No. 42 – Sydney Uni Flames
- Position: Forward
- League: WNBL

Personal information
- Born: September 3, 1988 (age 37) Surprise, Arizona, U.S.
- Listed height: 6 ft 2 in (1.88 m)

Career information
- High school: Willow Canyon
- College: Point Loma (2006–2010)
- WNBA draft: 2010: undrafted
- Playing career: 2010–present

Career history
- 2010–2011: Barcelos
- 2011–2012: Ano Liosia
- 2012–2013: Saarlouis Royals
- 2014–2016: Hume City Broncos
- 2015–2016: Etzella Ettelbruck
- 2016–2019: Adelaide Lightning
- 2019–present: Sydney Uni Flames

Career highlights
- Luxembourg Cup champion (2016) ; Big V champion (2014); 2× Big V Most Valuable Player (2014, 2015); 2× Big V All-Star Five (2014, 2015); Big V Defensive Player of the Year (2014);

= Colleen Planeta =

American basketball player

Colleen Planeta (born September 3, 1988) is an American professional basketball player.

==Career==
===College===
Planeta played college basketball at Point Loma Nazarene University for the Point Loma Sea Lions in San Diego, California.

===Europe===
Since leaving college, Planeta played in several different leagues across Europe.

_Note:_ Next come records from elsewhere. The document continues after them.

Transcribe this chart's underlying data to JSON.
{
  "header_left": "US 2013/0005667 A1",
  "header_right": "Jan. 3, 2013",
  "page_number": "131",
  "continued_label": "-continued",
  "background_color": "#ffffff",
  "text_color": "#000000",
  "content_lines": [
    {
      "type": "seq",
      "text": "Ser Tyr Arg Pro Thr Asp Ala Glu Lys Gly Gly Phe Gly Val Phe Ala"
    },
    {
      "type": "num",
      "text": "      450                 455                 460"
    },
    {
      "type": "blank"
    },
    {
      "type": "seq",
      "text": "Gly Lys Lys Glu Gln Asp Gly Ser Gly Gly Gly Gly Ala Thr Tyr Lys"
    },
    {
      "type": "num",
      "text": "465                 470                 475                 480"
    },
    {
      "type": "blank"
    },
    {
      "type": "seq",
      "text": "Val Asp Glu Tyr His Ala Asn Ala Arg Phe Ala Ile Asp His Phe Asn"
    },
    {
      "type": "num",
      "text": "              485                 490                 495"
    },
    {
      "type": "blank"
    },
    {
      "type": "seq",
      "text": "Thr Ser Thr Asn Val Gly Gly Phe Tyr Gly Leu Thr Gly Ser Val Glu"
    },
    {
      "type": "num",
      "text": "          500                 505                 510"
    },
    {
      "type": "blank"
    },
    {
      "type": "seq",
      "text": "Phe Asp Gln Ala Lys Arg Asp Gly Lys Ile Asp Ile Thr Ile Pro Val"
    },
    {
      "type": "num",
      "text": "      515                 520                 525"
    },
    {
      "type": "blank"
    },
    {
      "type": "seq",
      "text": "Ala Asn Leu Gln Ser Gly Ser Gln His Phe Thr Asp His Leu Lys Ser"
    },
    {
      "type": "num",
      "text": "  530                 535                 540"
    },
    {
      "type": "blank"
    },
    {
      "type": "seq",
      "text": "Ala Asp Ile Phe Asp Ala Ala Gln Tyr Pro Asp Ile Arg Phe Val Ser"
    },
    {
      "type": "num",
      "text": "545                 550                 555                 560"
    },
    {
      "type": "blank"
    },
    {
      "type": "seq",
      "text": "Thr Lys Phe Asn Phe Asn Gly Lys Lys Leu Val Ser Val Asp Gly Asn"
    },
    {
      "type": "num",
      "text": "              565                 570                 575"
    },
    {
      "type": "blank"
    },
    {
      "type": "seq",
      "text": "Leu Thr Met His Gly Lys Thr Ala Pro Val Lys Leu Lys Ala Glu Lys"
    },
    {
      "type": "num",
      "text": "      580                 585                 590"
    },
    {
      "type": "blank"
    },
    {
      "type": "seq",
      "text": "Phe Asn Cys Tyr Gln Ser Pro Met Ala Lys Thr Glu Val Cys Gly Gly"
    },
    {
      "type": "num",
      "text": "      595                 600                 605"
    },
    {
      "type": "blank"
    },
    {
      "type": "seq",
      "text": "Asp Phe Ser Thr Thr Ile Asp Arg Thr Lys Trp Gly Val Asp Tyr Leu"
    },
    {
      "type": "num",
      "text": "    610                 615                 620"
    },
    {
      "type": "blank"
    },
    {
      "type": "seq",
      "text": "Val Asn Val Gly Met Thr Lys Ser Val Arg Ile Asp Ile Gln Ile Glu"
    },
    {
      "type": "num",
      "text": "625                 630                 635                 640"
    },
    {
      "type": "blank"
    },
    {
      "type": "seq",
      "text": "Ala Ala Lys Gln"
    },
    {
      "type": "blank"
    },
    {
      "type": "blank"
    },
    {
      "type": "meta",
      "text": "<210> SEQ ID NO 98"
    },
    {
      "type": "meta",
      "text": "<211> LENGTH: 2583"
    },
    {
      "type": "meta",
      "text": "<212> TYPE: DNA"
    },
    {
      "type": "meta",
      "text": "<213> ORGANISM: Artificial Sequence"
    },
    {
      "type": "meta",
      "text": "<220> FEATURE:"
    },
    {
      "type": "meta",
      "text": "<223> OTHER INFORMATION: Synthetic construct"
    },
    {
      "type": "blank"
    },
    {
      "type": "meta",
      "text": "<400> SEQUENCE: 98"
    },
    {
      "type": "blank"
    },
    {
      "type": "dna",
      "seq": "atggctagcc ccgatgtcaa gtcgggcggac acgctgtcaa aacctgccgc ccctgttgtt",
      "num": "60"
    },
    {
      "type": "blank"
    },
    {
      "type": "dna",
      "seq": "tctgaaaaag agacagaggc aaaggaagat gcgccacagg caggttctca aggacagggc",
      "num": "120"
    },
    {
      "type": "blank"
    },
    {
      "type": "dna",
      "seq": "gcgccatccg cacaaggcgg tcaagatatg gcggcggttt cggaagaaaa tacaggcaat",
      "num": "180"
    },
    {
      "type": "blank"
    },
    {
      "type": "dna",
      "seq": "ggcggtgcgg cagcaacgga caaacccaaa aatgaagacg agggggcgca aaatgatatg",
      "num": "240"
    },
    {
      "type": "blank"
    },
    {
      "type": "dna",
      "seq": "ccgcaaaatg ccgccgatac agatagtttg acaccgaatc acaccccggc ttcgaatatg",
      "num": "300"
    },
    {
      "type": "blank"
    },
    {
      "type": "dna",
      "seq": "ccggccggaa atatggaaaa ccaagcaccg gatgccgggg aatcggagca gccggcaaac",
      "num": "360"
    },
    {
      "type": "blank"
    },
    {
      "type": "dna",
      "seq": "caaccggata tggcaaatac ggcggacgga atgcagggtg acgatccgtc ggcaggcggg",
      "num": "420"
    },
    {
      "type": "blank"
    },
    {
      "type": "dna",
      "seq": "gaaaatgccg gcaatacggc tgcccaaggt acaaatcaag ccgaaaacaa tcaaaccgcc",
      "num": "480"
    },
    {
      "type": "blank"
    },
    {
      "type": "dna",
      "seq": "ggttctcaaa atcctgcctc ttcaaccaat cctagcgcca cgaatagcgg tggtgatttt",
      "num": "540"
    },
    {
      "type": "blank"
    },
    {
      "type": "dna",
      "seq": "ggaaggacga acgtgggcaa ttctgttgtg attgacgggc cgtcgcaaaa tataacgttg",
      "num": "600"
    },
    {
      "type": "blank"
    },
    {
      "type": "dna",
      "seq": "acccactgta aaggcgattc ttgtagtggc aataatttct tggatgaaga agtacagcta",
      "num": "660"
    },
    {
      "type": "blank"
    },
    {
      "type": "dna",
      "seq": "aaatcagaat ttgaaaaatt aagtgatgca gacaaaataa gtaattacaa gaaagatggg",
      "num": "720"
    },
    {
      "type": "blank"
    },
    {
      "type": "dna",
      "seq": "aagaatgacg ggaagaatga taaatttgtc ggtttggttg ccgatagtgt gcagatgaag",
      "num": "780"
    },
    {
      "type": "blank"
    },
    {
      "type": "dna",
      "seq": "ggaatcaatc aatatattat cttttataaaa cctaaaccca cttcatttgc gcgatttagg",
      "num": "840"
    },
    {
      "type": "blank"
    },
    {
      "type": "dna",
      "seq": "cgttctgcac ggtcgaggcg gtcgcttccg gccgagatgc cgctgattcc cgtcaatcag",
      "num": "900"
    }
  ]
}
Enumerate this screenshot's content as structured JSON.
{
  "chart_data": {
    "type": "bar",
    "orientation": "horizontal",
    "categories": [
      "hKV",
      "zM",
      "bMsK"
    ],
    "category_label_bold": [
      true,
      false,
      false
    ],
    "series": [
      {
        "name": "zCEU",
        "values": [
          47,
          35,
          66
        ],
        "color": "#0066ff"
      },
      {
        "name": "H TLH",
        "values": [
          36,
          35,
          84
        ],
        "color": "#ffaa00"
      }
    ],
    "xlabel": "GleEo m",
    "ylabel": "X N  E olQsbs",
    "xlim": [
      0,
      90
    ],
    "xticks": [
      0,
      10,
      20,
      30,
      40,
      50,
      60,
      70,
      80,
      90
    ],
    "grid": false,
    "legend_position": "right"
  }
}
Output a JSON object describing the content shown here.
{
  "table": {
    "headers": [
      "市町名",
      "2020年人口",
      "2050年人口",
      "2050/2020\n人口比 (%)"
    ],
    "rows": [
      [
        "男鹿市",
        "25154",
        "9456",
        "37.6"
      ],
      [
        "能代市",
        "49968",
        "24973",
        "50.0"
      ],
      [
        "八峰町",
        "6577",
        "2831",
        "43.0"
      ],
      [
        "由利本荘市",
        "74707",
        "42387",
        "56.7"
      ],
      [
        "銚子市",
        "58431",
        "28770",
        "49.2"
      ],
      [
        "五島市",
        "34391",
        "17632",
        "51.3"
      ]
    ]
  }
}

Lee played in nations such as Portugal, Greece, Germany and Luxembourg. Taking home the Cup championship in her latter season stint in Luxembourg.

===Australia===
Planeta first signed in Victoria, Australia for the Hume City Broncos in the Big V league. Prior to this, she had just finished her season in Germany and was considering retirement. Her presence with the Broncos has been instrumental to their success and since her signing, she was won many awards for her play in the league. Due to her presence and dominance in the league, Planeta was signed by the Adelaide Lightning for the 2016–17 season. The WNBL will be the highest level of basketball she has played at in her career. Planeta was awarded a place in the WNBL's Round 13 Team of the Week as recognition of her excellent performances in Adelaide's two wins of that round.